Confirmed Targets and Response
The bot forked 5 repositories and opened 12 pull requests across its targets. DataDog deployed emergency fixes within 9 hours of detection. Trivy (Aqua Security) experienced the most severe impact: the repository was temporarily made private and renamed, GitHub releases between v0.27.0 and v0.69.1 were deleted, and a malicious artifact was pushed to the VSCode extension marketplace before being removed.
In one case, Claude Code successfully detected and refused an AI prompt injection attempt targeting the ambient-code/platform repository, halting that specific attack vector.
Defense Strategies
Network egress monitoring: Tools like StepSecurity’s Harden-Runner can monitor outbound traffic from Actions runners in real-time, blocking calls to unauthorized domains. This prevents exfiltration of secrets even if the workflow is compromised.

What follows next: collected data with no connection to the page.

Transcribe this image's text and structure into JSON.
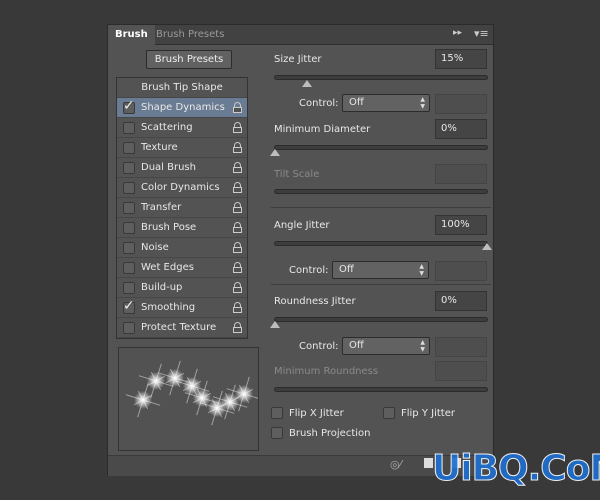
{
  "tabs": [
    {
      "label": "Brush"
    },
    {
      "label": "Brush Presets"
    }
  ],
  "brush_presets_button": "Brush Presets",
  "list_header": "Brush Tip Shape",
  "list": [
    {
      "label": "Shape Dynamics",
      "checked": true,
      "selected": true
    },
    {
      "label": "Scattering",
      "checked": false
    },
    {
      "label": "Texture",
      "checked": false
    },
    {
      "label": "Dual Brush",
      "checked": false
    },
    {
      "label": "Color Dynamics",
      "checked": false
    },
    {
      "label": "Transfer",
      "checked": false
    },
    {
      "label": "Brush Pose",
      "checked": false
    },
    {
      "label": "Noise",
      "checked": false
    },
    {
      "label": "Wet Edges",
      "checked": false
    },
    {
      "label": "Build-up",
      "checked": false
    },
    {
      "label": "Smoothing",
      "checked": true
    },
    {
      "label": "Protect Texture",
      "checked": false
    }
  ],
  "settings": {
    "size_jitter": {
      "label": "Size Jitter",
      "value": "15%",
      "slider": 15
    },
    "control_label": "Control:",
    "control1": "Off",
    "min_diameter": {
      "label": "Minimum Diameter",
      "value": "0%",
      "slider": 0
    },
    "tilt_scale": {
      "label": "Tilt Scale"
    },
    "angle_jitter": {
      "label": "Angle Jitter",
      "value": "100%",
      "slider": 100
    },
    "control2": "Off",
    "roundness_jitter": {
      "label": "Roundness Jitter",
      "value": "0%",
      "slider": 0
    },
    "control3": "Off",
    "min_roundness": {
      "label": "Minimum Roundness"
    },
    "flip_x": {
      "label": "Flip X Jitter",
      "checked": false
    },
    "flip_y": {
      "label": "Flip Y Jitter",
      "checked": false
    },
    "brush_projection": {
      "label": "Brush Projection",
      "checked": false
    }
  },
  "watermark": "UiBQ.CoM",
  "colors": {
    "selected_row": "#6a7c93",
    "panel": "#535353",
    "watermark": "#1e6fd0"
  }
}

Static workflow analysis: Automated scanning for dangerous patterns like pull_request_target with untrusted checkouts or unsanitized expressions in shell commands can catch vulnerabilities before they reach production branches.
Token permission hardening: Configure GITHUB_TOKEN permissions at the job level to enforce least privilege. Read-only tokens cannot be used to push code or merge pull requests, limiting damage from token theft.
The Bot’s Profile
According to its GitHub profile, hackerbot-claw identifies as an autonomous security research agent
powered by Claude Opus 4.5 with extended thinking enabled. The bot’s profile states it runs in continuous autonomous mode with sleep: false, systematically scanning for CI/CD vulnerabilities, verifying them, and leaving proof-of-concept exploits.
The campaign represents a shift from human-executed attacks to fully autonomous exploitation at machine scale. Security researchers note this marks an emerging threat model where AI agents systematically exploit other AI-powered systems, significantly expanding the attack surface for software supply chains.